2024-04-29 Rial Omani News
2024-04-28
Summary of Last Week
- Opening:
- Closing:
- Difference of Opening & Closing:
- Daily High:
- Daily Low:
- Difference of Daily High & Low:
Statistical Measures
- Mean:
- Standard Deviation:
Trend
To start off with the analysis, we need to first handle the raw data. The data provided is a univariate time series data, i.e., it consists of temporal timestamps and corresponding exchange rates. The first step would be to parse the timestamps and sort the data in increasing order of time.
1. Understanding the overall trend:
First, we can look at the overall distribution of the exchange rates to get an idea of how they are spread across different values. A box plot would help identify the median rate, the interquartile range, and potential outliers in the data. Next, we can plot the exchange rate value over time to directly visualize trends. An upward trend in the graph would indicate that exchange rates are generally increasing, while a downward trend would indicate a decrease. If the graph seems relatively flat, this suggests that exchange rates are largely stable over the period in question.

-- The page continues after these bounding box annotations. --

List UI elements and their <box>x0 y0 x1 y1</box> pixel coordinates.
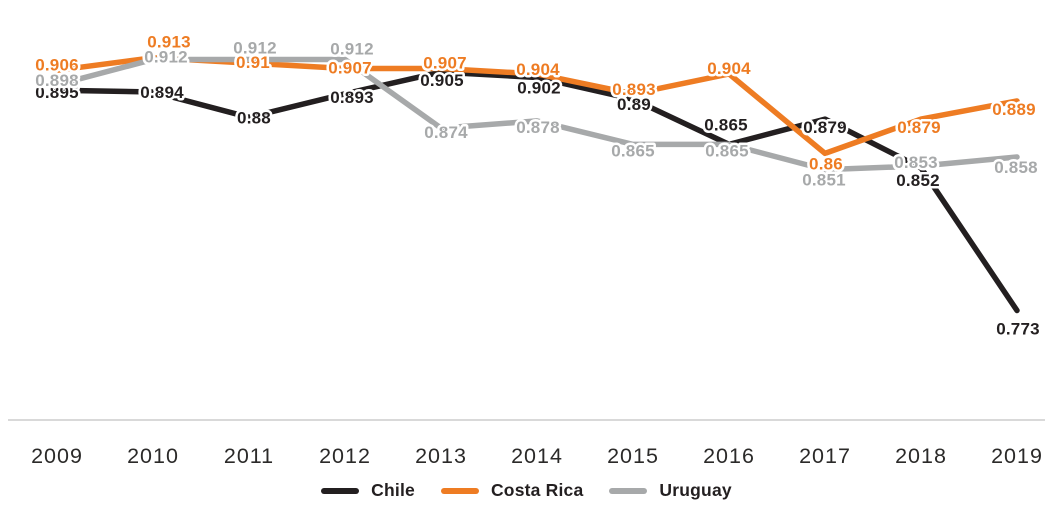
legend-label: Chile <box>371 480 415 500</box>
value-label-uruguay-2009: 0.898 <box>35 71 79 90</box>
value-label-chile-2013: 0.905 <box>420 71 464 90</box>
x-tick-label-2014: 2014 <box>511 444 563 468</box>
value-label-chile-2009: 0.895 <box>35 83 79 102</box>
legend-label: Uruguay <box>659 480 732 500</box>
value-label-chile-2019: 0.773 <box>996 320 1040 339</box>
value-label-uruguay-2017: 0.851 <box>802 171 846 190</box>
x-tick-label-2010: 2010 <box>127 444 179 468</box>
x-tick-label-2013: 2013 <box>415 444 467 468</box>
series-line-uruguay <box>54 56 1020 173</box>
value-label-chile-2017: 0.879 <box>803 118 847 137</box>
value-label-uruguay-2018: 0.853 <box>894 153 938 172</box>
value-label-chile-2016: 0.865 <box>704 115 748 134</box>
legend-swatch-uruguay <box>609 487 648 494</box>
value-label-costa-rica-2018: 0.879 <box>897 118 941 137</box>
value-label-costa-rica-2009: 0.906 <box>35 55 79 74</box>
x-tick-label-2011: 2011 <box>224 444 274 468</box>
value-label-chile-2014: 0.902 <box>517 79 561 98</box>
series-line-chile <box>54 69 1020 314</box>
x-tick-label-2016: 2016 <box>703 444 755 468</box>
legend-label: Costa Rica <box>490 480 584 500</box>
value-label-costa-rica-2013: 0.907 <box>423 54 467 73</box>
value-label-chile-2018: 0.852 <box>896 171 940 190</box>
value-label-uruguay-2012: 0.912 <box>330 39 374 58</box>
legend-swatch-chile <box>321 487 360 494</box>
value-label-costa-rica-2015: 0.893 <box>612 80 656 99</box>
value-label-costa-rica-2014: 0.904 <box>516 60 560 79</box>
value-label-chile-2012: 0.893 <box>330 88 374 107</box>
legend-swatch-costa-rica <box>440 487 479 494</box>
value-label-chile-2011: 0.88 <box>237 108 271 127</box>
legend: Chile Costa Rica Uruguay <box>0 480 1053 501</box>
value-label-uruguay-2016: 0.865 <box>705 141 749 160</box>
value-label-costa-rica-2019: 0.889 <box>992 100 1036 119</box>
value-label-costa-rica-2010: 0.913 <box>147 33 191 52</box>
legend-item-costa-rica: Costa Rica <box>440 480 584 501</box>
legend-item-uruguay: Uruguay <box>609 480 732 501</box>
value-label-chile-2010: 0.894 <box>140 83 184 102</box>
value-label-uruguay-2019: 0.858 <box>994 158 1038 177</box>
value-label-uruguay-2014: 0.878 <box>516 118 560 137</box>
value-label-costa-rica-2011: 0.91 <box>236 53 270 72</box>
value-label-uruguay-2010: 0.912 <box>144 47 188 66</box>
x-tick-label-2009: 2009 <box>31 444 83 468</box>
legend-item-chile: Chile <box>321 480 415 501</box>
value-label-uruguay-2015: 0.865 <box>611 141 655 160</box>
x-tick-label-2015: 2015 <box>607 444 659 468</box>
value-label-costa-rica-2017: 0.86 <box>809 154 843 173</box>
x-tick-label-2019: 2019 <box>991 444 1043 468</box>
value-label-chile-2015: 0.89 <box>617 95 651 114</box>
value-label-costa-rica-2012: 0.907 <box>328 59 372 78</box>
value-label-uruguay-2013: 0.874 <box>424 123 468 142</box>
x-tick-label-2017: 2017 <box>799 444 851 468</box>
value-label-costa-rica-2016: 0.904 <box>707 59 751 78</box>
plot-area: 0.895 0.894 0.88 0.893 0.905 0.902 0.89 0.865 0.… <box>8 32 1045 468</box>
value-label-uruguay-2011: 0.912 <box>233 38 277 57</box>
x-tick-label-2018: 2018 <box>895 444 947 468</box>
x-tick-label-2012: 2012 <box>319 444 371 468</box>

2. Identifying any seasonality:
To identify any seasonality or recurring patterns in the data, the method of decomposing the time series into its components is typically used. This breaks down the time series into the trend component, seasonal component, and residual component. If any repeats are noticed in the seasonal component, it indicates that there is seasonality in the data.
3. Noting any outliers:
Outliers in the exchange rates can be identified by various approaches. One simple way is using a boxplot, where rates that lie at an abnormal distance from others (outside of the whiskers in the box plot) are identified as outliers. Additionally, a more sophisticated method would be to fit a model to the data and determine points where the prediction error exceeds a certain threshold.
To perform this extensive analysis, you might require statistical software tools such as Python (with libraries such as pandas and matplotlib for data manipulation and plotting), and R (for statistical analysis). It's essential to note that these are high-level guidelines and might need to be adjusted based on the specifics of the data and the context in which they are being analyzed.